We Are Family

Chapter 1

Bunga camellia putih itu aku letakkan dengan perlahan. Setelah berdoa dan berdiam selama beberapa saat, aku pun mulai beranjak dari batu nisan itu. Nisan yang sudah satu bulan berdiri di pemakaman umum ini. Nisan yang bertuliskan Haruno Kizashi.

Ayahku.

Banyak hal yang ingin aku bicarakan dengan ayah. Bukan, bukan ingin kubicarakan, lebih tepatnya adalah hal yang ingin aku pertanyakan, namun tidak akan pernah bisa aku katakan karena ternyata penyakit jantung ayah lebih dahulu merenggut hidupnya. Aku tidak pernah tahu kalau ternyata ayah diam-diam menjalin hubungan dengan wanita lain ketika ibu masih hidup. Aku bahkan tidak percaya ayah berbuat demikian di belakang ibu dan merahasiakannya pada kami selama ini.

Aku tidak pernah menyangka.

Aku marah? Tentu saja.

Ayah menghancurkan kepercayaanku begitu saja. Ayah mengkhianati cinta ibu. Bagaimana aku tidak kesal!

Di depan kami beliau selalu bersikap baik, seolah tidak terjadi apa-apa. Tapi ternyata ayah menikam dari belakang. Ketika sekarang aku mengetahui hal ini, ayah justru meninggalkan dunia. Kalau sudah begini, kepada siapa aku harus mempertanyakan?

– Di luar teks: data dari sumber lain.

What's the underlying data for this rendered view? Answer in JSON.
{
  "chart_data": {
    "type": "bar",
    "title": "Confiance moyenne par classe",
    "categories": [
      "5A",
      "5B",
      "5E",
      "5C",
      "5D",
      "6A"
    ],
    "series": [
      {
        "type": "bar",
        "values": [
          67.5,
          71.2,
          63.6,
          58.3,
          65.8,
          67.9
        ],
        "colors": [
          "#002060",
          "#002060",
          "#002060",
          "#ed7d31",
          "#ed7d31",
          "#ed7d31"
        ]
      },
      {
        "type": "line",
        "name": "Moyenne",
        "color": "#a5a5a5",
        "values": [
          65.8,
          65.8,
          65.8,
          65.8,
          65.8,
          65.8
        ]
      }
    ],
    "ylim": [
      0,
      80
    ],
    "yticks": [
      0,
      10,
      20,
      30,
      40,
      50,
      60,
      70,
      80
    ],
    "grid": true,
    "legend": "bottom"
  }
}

Semua sudah tidak berguna.

"Sakura-chan, ayo pulang…"

Aku menoleh perlahan ke arah bocah laki-laki berambut kuning yang kini memegang tanganku. Ia terlihat merengut sambil menatapku. Kurasa ia tidak suka berlama-lama di tempat seperti ini. Mungkin saja ia merasakan sesuatu yang aneh di tempat ini. Bagaimanapun, penginderaan anak kecil lebih peka terhadap hal-hal yang berada di luar nalar, bukan?

"Sakura-chan… Naru mau pulang," rengeknya lagi, kali ini ia sedikit menarik tanganku. Mungkin ia mulai kehabisan kesabaran melihatku yang hanya berdiri diam menatap seonggok batu.

Aku pun mulai meraih keranjang bunga yang kuletakkan di atas rumput dan untuk terakhir kalinya aku menatap nisan ayah sebelum kemudian berlalu meninggalkannya.

"Ayo."

Bocah laki-laki berusia empat tahun itu tampak senang ketika aku mulai melangkahkan kakiku menjauh dari tempat itu. Ia mulai menyunggingkan senyum merekahnya. Rambut kuningnya, warna mata biru langitnya… benar-benar mirip dengan wanita itu. Wanita yang kubenci diam-diam. Wanita yang telah bersekongkol dengan ayah untuk menyakiti ibuku. Wanita tanpa hati yang kini meninggalkan anak hasil perselingkuhannya dengan ayah entah kemana. Anak laki-laki yang kini menggenggam tanganku.

Aku tersenyum hambar.

Ironis sekali…

Uzumaki Naruto, anak dari wanita yang kubenci itu kini justru hidup bersama denganku.